In a Friday court filing, prosecutors said that the pair “compromised” Secret Service agents, though it did not explain how, or to what end.
FBI agents did, the filing said, uncover what appeared to be extensive surveillance equipment during a search of the duo’s apartments. That purportedly included “a drone, antennae, hard drives, and hard drive copying equipment; tools to manufacture identities, including a machine to create Personal Identification Verification (PIV) cards and passport photographs.”
Taherzadeh, who prosecutors said did most of the talking to Secret Service agents, spoke at length with investigators after his arrest, the filing said, allegedly admitting to posing as a DHS agent.
He allegedly told federal agents that it was Ali who obtained “electronic access codes” to residents of the apartment complex.
“Taherzadeh further stated that Ali was the individual that funded most of their day-to-day operation but Taherzadeh did not know the source of the funds,” the filing read.
The government did not go so far as to state what the aim of the operation was, or what the ultimate source of the funds may have been.
Citing Ali’s travel records, prosecutors argued that Ali may have had some unspecified ties to the Middle East. Stamps in his passport showed travel in recent years to Pakistan, Iran, Iraq, and Egypt.

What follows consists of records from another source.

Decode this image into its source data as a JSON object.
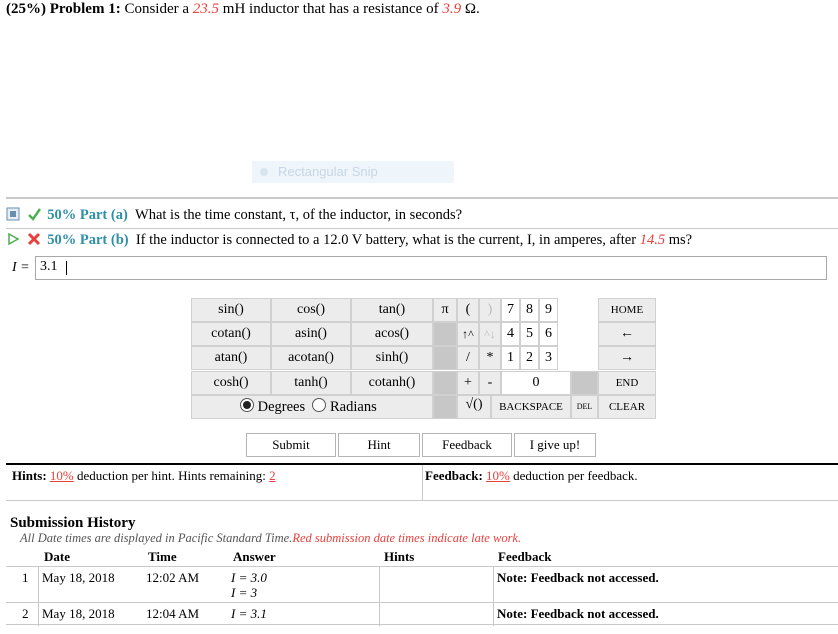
{
  "problem": {
    "weight": "(25%)",
    "label": "Problem 1:",
    "text_before": "Consider a",
    "inductance": "23.5",
    "text_mid": "mH inductor that has a resistance of",
    "resistance": "3.9",
    "unit": "Ω."
  },
  "snip_overlay": "Rectangular Snip",
  "part_a": {
    "title": "50% Part (a)",
    "question": "What is the time constant, τ, of the inductor, in seconds?"
  },
  "part_b": {
    "title": "50% Part (b)",
    "question_before": "If the inductor is connected to a 12.0 V battery, what is the current, I, in amperes, after",
    "time": "14.5",
    "question_after": "ms?"
  },
  "answer": {
    "label": "I =",
    "value": "3.1"
  },
  "keypad": {
    "functions": [
      "sin()",
      "cos()",
      "tan()",
      "cotan()",
      "asin()",
      "acos()",
      "atan()",
      "acotan()",
      "sinh()",
      "cosh()",
      "tanh()",
      "cotanh()"
    ],
    "symbols": [
      "π",
      "(",
      ")",
      "↑^",
      "^↓",
      "/",
      "*",
      "+",
      "-",
      "√()",
      ""
    ],
    "digits": [
      "7",
      "8",
      "9",
      "4",
      "5",
      "6",
      "1",
      "2",
      "3",
      "0"
    ],
    "nav": [
      "HOME",
      "←",
      "→",
      "END",
      "CLEAR"
    ],
    "backspace": "BACKSPACE",
    "del": "DEL",
    "degrees": "Degrees",
    "radians": "Radians"
  },
  "buttons": {
    "submit": "Submit",
    "hint": "Hint",
    "feedback": "Feedback",
    "give_up": "I give up!"
  },
  "hints": {
    "label": "Hints:",
    "pct": "10%",
    "text": "deduction per hint. Hints remaining:",
    "remaining": "2"
  },
  "feedback": {
    "label": "Feedback:",
    "pct": "10%",
    "text": "deduction per feedback."
  },
  "history": {
    "title": "Submission History",
    "note": "All Date times are displayed in Pacific Standard Time.",
    "note_red": "Red submission date times indicate late work.",
    "headers": [
      "Date",
      "Time",
      "Answer",
      "Hints",
      "Feedback"
    ],
    "rows": [
      {
        "num": "1",
        "date": "May 18, 2018",
        "time": "12:02 AM",
        "answer1": "I = 3.0",
        "answer2": "I = 3",
        "feedback": "Note: Feedback not accessed."
      },
      {
        "num": "2",
        "date": "May 18, 2018",
        "time": "12:04 AM",
        "answer1": "I = 3.1",
        "feedback": "Note: Feedback not accessed."
      }
    ]
  },
  "colors": {
    "accent": "#2e8fa8",
    "highlight": "#e8403c"
  }
}
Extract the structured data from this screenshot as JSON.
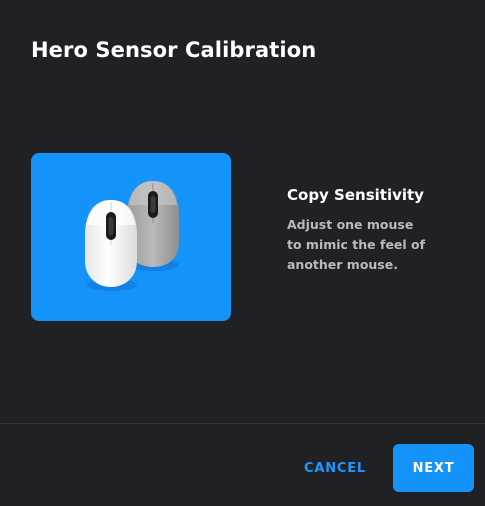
{
  "dialog": {
    "title": "Hero Sensor Calibration"
  },
  "feature": {
    "title": "Copy Sensitivity",
    "description": "Adjust one mouse to mimic the feel of another mouse.",
    "illustration": "two-mice-illustration"
  },
  "actions": {
    "cancel_label": "CANCEL",
    "next_label": "NEXT"
  },
  "colors": {
    "background": "#202124",
    "accent": "#1493fb",
    "text_primary": "#ffffff",
    "text_secondary": "#b9babd"
  }
}
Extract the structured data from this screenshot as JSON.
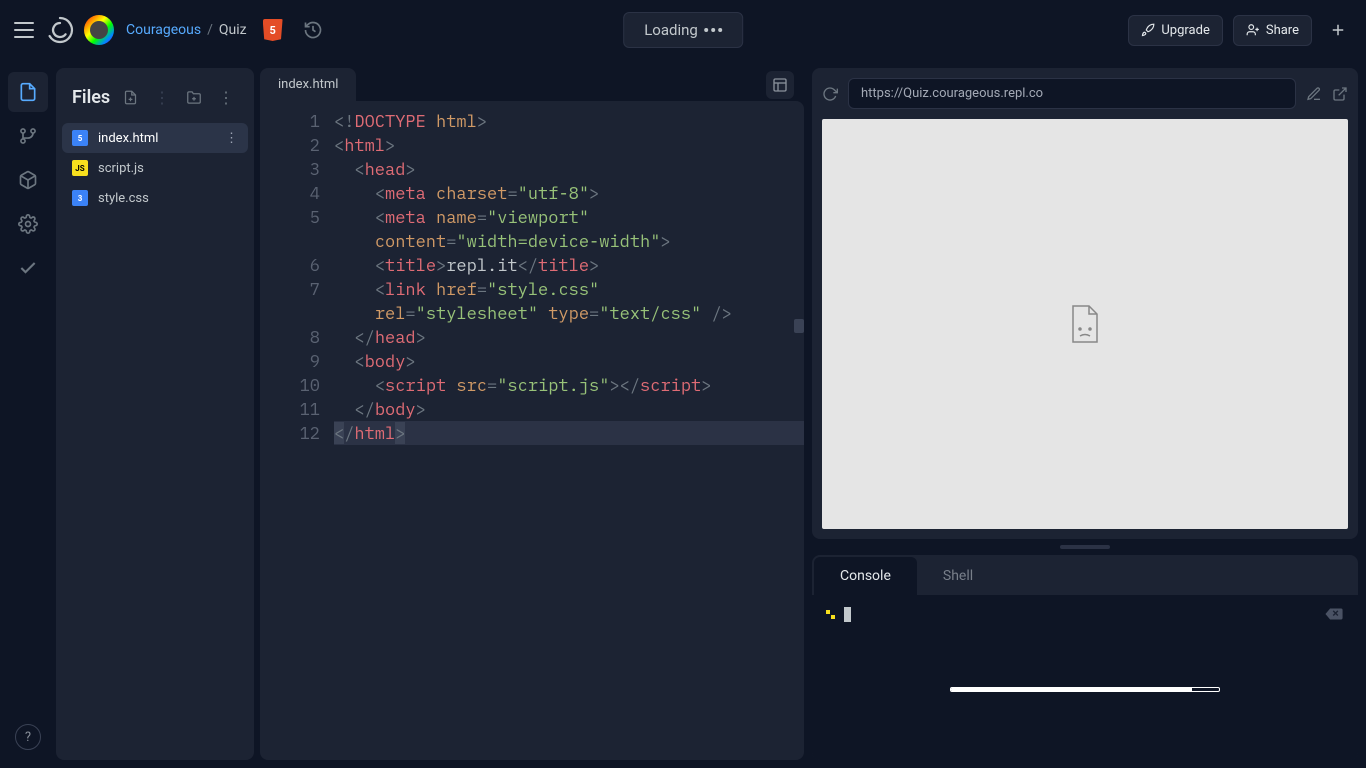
{
  "header": {
    "user": "Courageous",
    "separator": "/",
    "project": "Quiz",
    "loading_label": "Loading",
    "upgrade_label": "Upgrade",
    "share_label": "Share"
  },
  "files_panel": {
    "title": "Files",
    "items": [
      {
        "name": "index.html",
        "icon": "html",
        "active": true
      },
      {
        "name": "script.js",
        "icon": "js",
        "active": false
      },
      {
        "name": "style.css",
        "icon": "css",
        "active": false
      }
    ]
  },
  "editor": {
    "tab": "index.html",
    "lines": [
      {
        "n": 1,
        "wrap": false
      },
      {
        "n": 2,
        "wrap": false
      },
      {
        "n": 3,
        "wrap": false
      },
      {
        "n": 4,
        "wrap": false
      },
      {
        "n": 5,
        "wrap": true
      },
      {
        "n": 6,
        "wrap": false
      },
      {
        "n": 7,
        "wrap": true
      },
      {
        "n": 8,
        "wrap": false
      },
      {
        "n": 9,
        "wrap": false
      },
      {
        "n": 10,
        "wrap": false
      },
      {
        "n": 11,
        "wrap": false
      },
      {
        "n": 12,
        "wrap": false
      }
    ],
    "code": {
      "l1_doctype": "<!DOCTYPE html>",
      "l2": "<html>",
      "l3": "  <head>",
      "l4": "    <meta charset=\"utf-8\">",
      "l5": "    <meta name=\"viewport\" content=\"width=device-width\">",
      "l6": "    <title>repl.it</title>",
      "l7": "    <link href=\"style.css\" rel=\"stylesheet\" type=\"text/css\" />",
      "l8": "  </head>",
      "l9": "  <body>",
      "l10": "    <script src=\"script.js\"></script>",
      "l11": "  </body>",
      "l12": "</html>"
    }
  },
  "preview": {
    "url": "https://Quiz.courageous.repl.co"
  },
  "console": {
    "tabs": [
      {
        "label": "Console",
        "active": true
      },
      {
        "label": "Shell",
        "active": false
      }
    ],
    "progress_percent": 90
  },
  "help_label": "?"
}
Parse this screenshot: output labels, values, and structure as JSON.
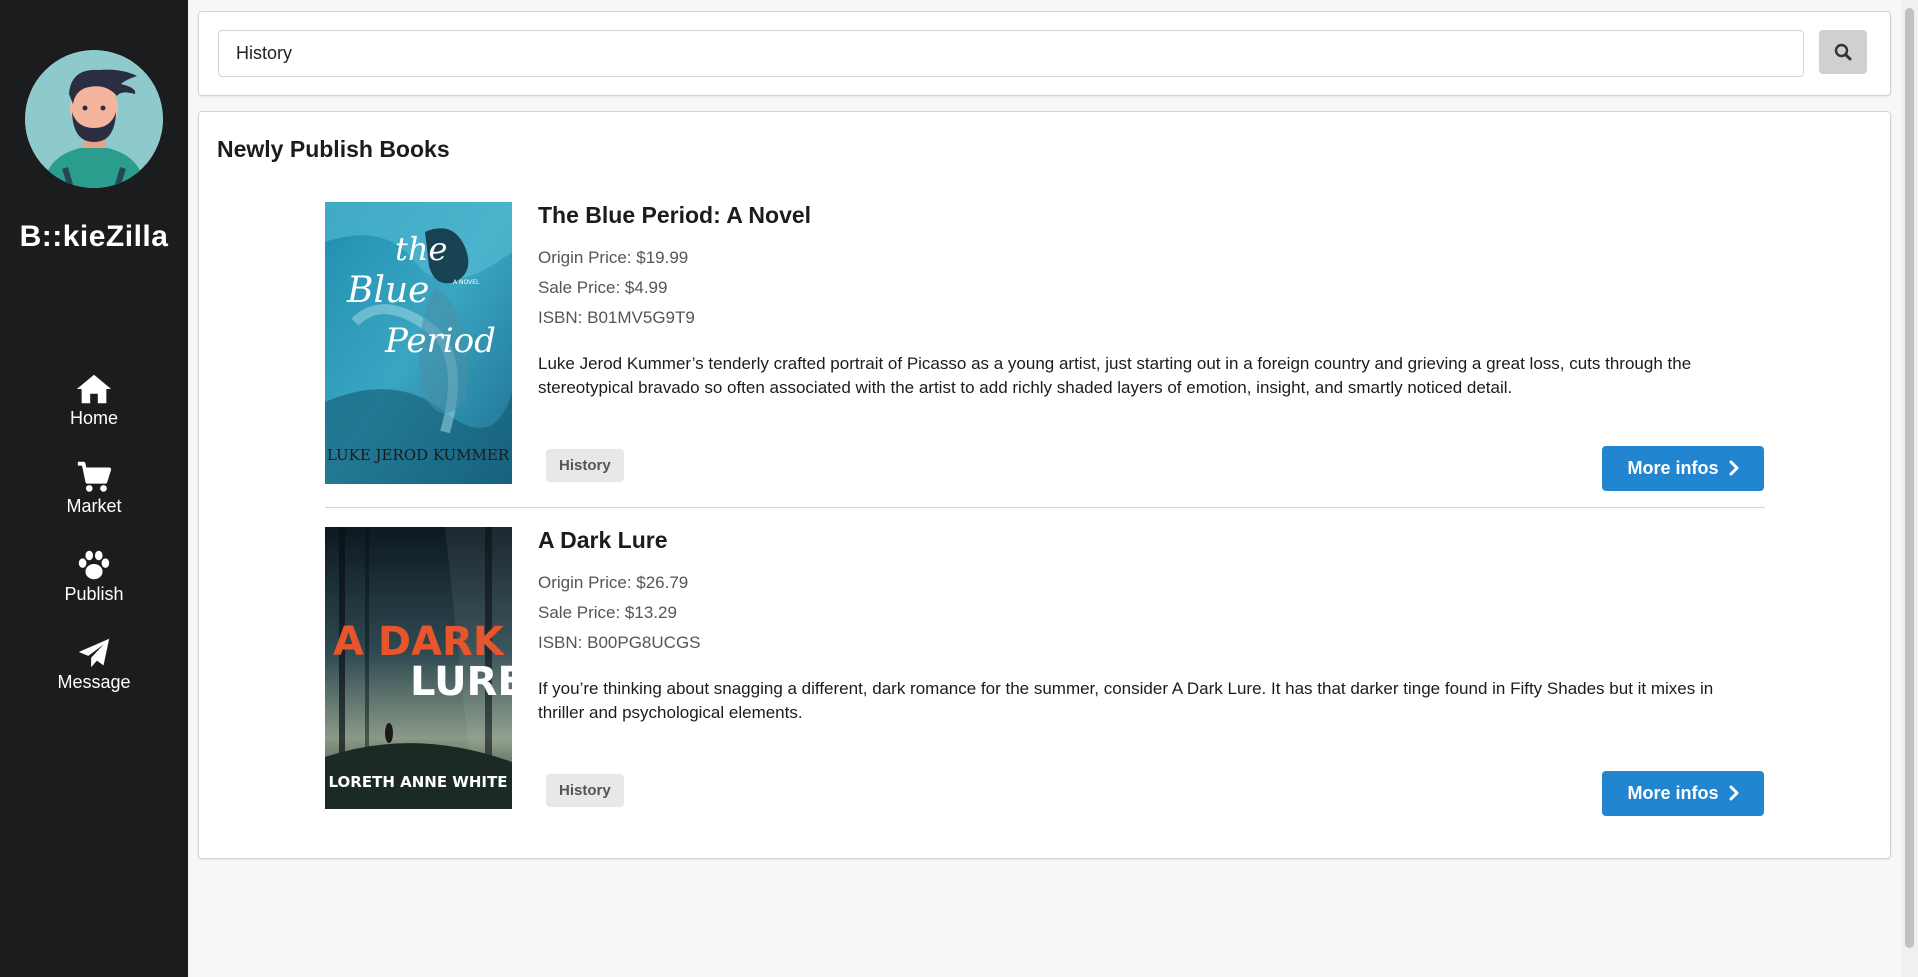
{
  "app": {
    "brand": "B::kieZilla",
    "accent_color": "#2185d0",
    "sidebar_color": "#1b1c1d"
  },
  "sidebar": {
    "items": [
      {
        "label": "Home",
        "icon": "home-icon"
      },
      {
        "label": "Market",
        "icon": "cart-icon"
      },
      {
        "label": "Publish",
        "icon": "paw-icon"
      },
      {
        "label": "Message",
        "icon": "paper-plane-icon"
      }
    ]
  },
  "search": {
    "value": "History",
    "button_icon": "search-icon"
  },
  "main": {
    "section_title": "Newly Publish Books",
    "books": [
      {
        "title": "The Blue Period: A Novel",
        "origin_price": "Origin Price: $19.99",
        "sale_price": "Sale Price: $4.99",
        "isbn": "ISBN: B01MV5G9T9",
        "description": "Luke Jerod Kummer’s tenderly crafted portrait of Picasso as a young artist, just starting out in a foreign country and grieving a great loss, cuts through the stereotypical bravado so often associated with the artist to add richly shaded layers of emotion, insight, and smartly noticed detail.",
        "tag": "History",
        "button_label": "More infos",
        "cover": {
          "title_words": [
            "the",
            "Blue",
            "Period"
          ],
          "small_text": "A NOVEL",
          "author": "LUKE JEROD KUMMER"
        }
      },
      {
        "title": "A Dark Lure",
        "origin_price": "Origin Price: $26.79",
        "sale_price": "Sale Price: $13.29",
        "isbn": "ISBN: B00PG8UCGS",
        "description": "If you’re thinking about snagging a different, dark romance for the summer, consider A Dark Lure. It has that darker tinge found in Fifty Shades but it mixes in thriller and psychological elements.",
        "tag": "History",
        "button_label": "More infos",
        "cover": {
          "title_line1": "A DARK",
          "title_line2": "LURE",
          "author": "LORETH ANNE WHITE"
        }
      }
    ]
  }
}
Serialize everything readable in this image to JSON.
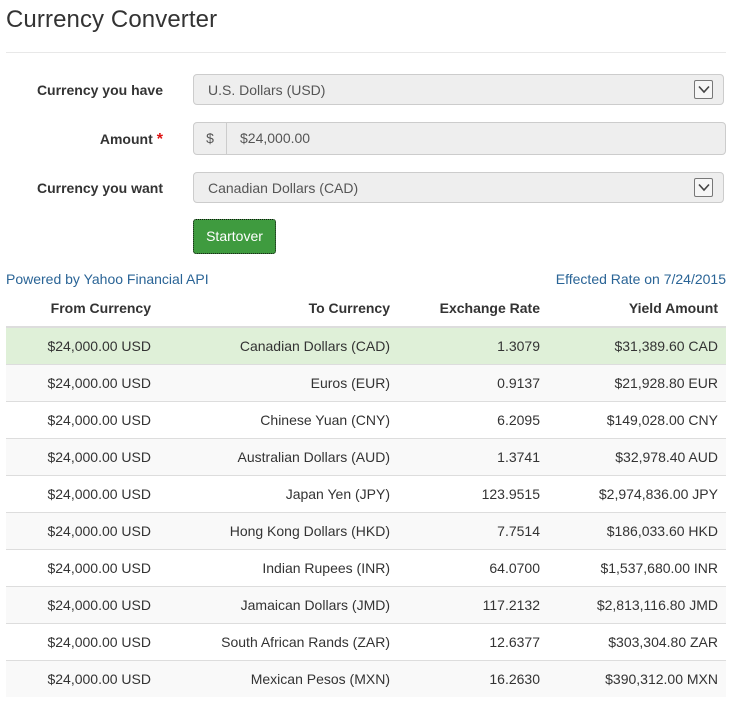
{
  "page": {
    "title": "Currency Converter"
  },
  "form": {
    "have_label": "Currency you have",
    "have_value": "U.S. Dollars (USD)",
    "amount_label": "Amount",
    "amount_required": "*",
    "amount_prefix": "$",
    "amount_value": "$24,000.00",
    "want_label": "Currency you want",
    "want_value": "Canadian Dollars (CAD)",
    "startover_label": "Startover"
  },
  "info": {
    "powered_by": "Powered by Yahoo Financial API",
    "effective_rate": "Effected Rate on 7/24/2015"
  },
  "table": {
    "headers": [
      "From Currency",
      "To Currency",
      "Exchange Rate",
      "Yield Amount"
    ],
    "rows": [
      {
        "from": "$24,000.00 USD",
        "to": "Canadian Dollars (CAD)",
        "rate": "1.3079",
        "yield": "$31,389.60 CAD"
      },
      {
        "from": "$24,000.00 USD",
        "to": "Euros (EUR)",
        "rate": "0.9137",
        "yield": "$21,928.80 EUR"
      },
      {
        "from": "$24,000.00 USD",
        "to": "Chinese Yuan (CNY)",
        "rate": "6.2095",
        "yield": "$149,028.00 CNY"
      },
      {
        "from": "$24,000.00 USD",
        "to": "Australian Dollars (AUD)",
        "rate": "1.3741",
        "yield": "$32,978.40 AUD"
      },
      {
        "from": "$24,000.00 USD",
        "to": "Japan Yen (JPY)",
        "rate": "123.9515",
        "yield": "$2,974,836.00 JPY"
      },
      {
        "from": "$24,000.00 USD",
        "to": "Hong Kong Dollars (HKD)",
        "rate": "7.7514",
        "yield": "$186,033.60 HKD"
      },
      {
        "from": "$24,000.00 USD",
        "to": "Indian Rupees (INR)",
        "rate": "64.0700",
        "yield": "$1,537,680.00 INR"
      },
      {
        "from": "$24,000.00 USD",
        "to": "Jamaican Dollars (JMD)",
        "rate": "117.2132",
        "yield": "$2,813,116.80 JMD"
      },
      {
        "from": "$24,000.00 USD",
        "to": "South African Rands (ZAR)",
        "rate": "12.6377",
        "yield": "$303,304.80 ZAR"
      },
      {
        "from": "$24,000.00 USD",
        "to": "Mexican Pesos (MXN)",
        "rate": "16.2630",
        "yield": "$390,312.00 MXN"
      }
    ]
  },
  "colors": {
    "highlight_row": "#dff0d8",
    "button": "#3f9b3f",
    "link": "#2a6496",
    "required": "#dd1111"
  },
  "icons": {
    "select_arrow": "chevron-down-icon"
  }
}
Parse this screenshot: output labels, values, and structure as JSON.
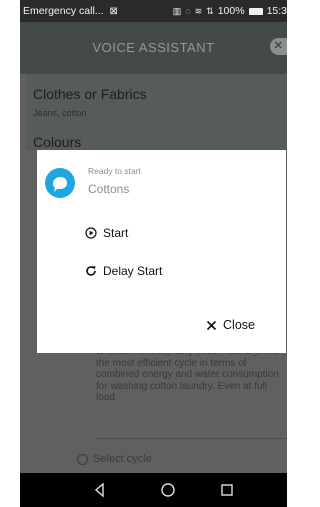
{
  "status_bar": {
    "carrier": "Emergency call...",
    "battery": "100%",
    "time": "15:3"
  },
  "header": {
    "title": "VOICE ASSISTANT"
  },
  "background": {
    "section1_title": "Clothes or Fabrics",
    "section1_value": "Jeans, cotton",
    "section2_title": "Colours",
    "description": "to clean normally dirty cotton laundry. It is the most efficient cycle in terms of combined energy and water consumption for washing cotton laundry. Even at full load",
    "select_cycle": "Select cycle"
  },
  "dialog": {
    "status": "Ready to start",
    "program": "Cottons",
    "start_label": "Start",
    "delay_start_label": "Delay Start",
    "close_label": "Close"
  },
  "colors": {
    "accent": "#1fa6df",
    "overlay": "#606060"
  }
}
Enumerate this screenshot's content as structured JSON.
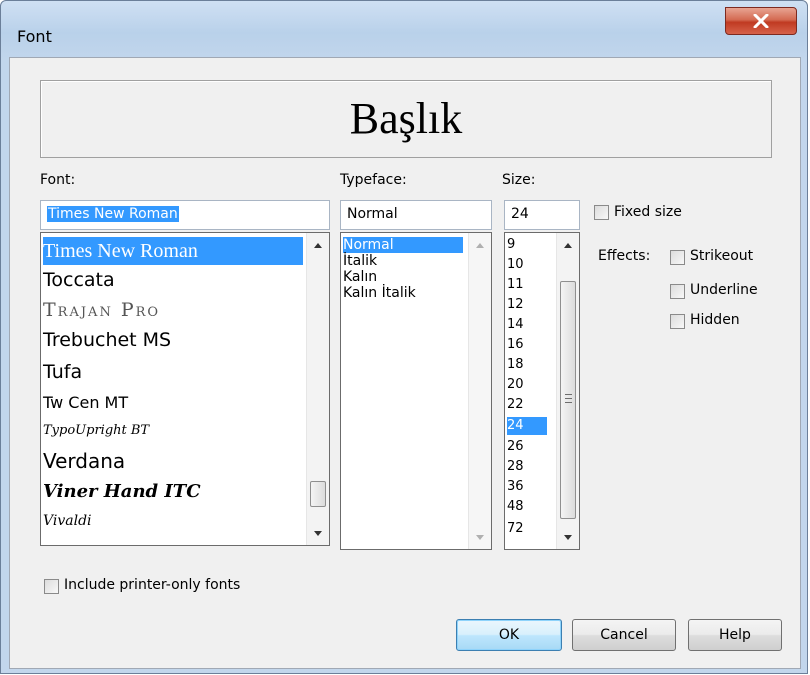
{
  "window": {
    "title": "Font"
  },
  "preview": {
    "text": "Başlık"
  },
  "font": {
    "label": "Font:",
    "value": "Times New Roman",
    "items": [
      "Times New Roman",
      "Toccata",
      "Trajan Pro",
      "Trebuchet MS",
      "Tufa",
      "Tw Cen MT",
      "TypoUpright BT",
      "Verdana",
      "Viner Hand ITC",
      "Vivaldi"
    ],
    "selected": "Times New Roman"
  },
  "typeface": {
    "label": "Typeface:",
    "value": "Normal",
    "items": [
      "Normal",
      "İtalik",
      "Kalın",
      "Kalın İtalik"
    ],
    "selected": "Normal"
  },
  "size": {
    "label": "Size:",
    "value": "24",
    "items": [
      "9",
      "10",
      "11",
      "12",
      "14",
      "16",
      "18",
      "20",
      "22",
      "24",
      "26",
      "28",
      "36",
      "48",
      "72"
    ],
    "selected": "24"
  },
  "options": {
    "fixed_size": "Fixed size",
    "effects_label": "Effects:",
    "strikeout": "Strikeout",
    "underline": "Underline",
    "hidden": "Hidden",
    "printer_fonts": "Include printer-only fonts"
  },
  "buttons": {
    "ok": "OK",
    "cancel": "Cancel",
    "help": "Help"
  },
  "colors": {
    "selection": "#3399ff",
    "close_button": "#c8432b",
    "dialog_bg": "#f0f0f0"
  }
}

Ali and Taherzadeh appear to have bragged to most in their immediate vicinity about their dubious yet cool government ties. In Ali’s case, the government said, the list of supposed relationships appears to have included claims of ties to the ISI — Pakistan’s intelligence agency.
Prosecutors said that Ali told one witness about the supposed ISI ties, without specifying exactly what he claimed.
“Until this claim can be further investigated, and given the nature of Ali’s conduct, specifically impersonating federal law enforcement in order to ingratiate himself with and infiltrate networks of federal law enforcement officers and other federal employees, his claim must be taken literally and seriously,” the filing reads.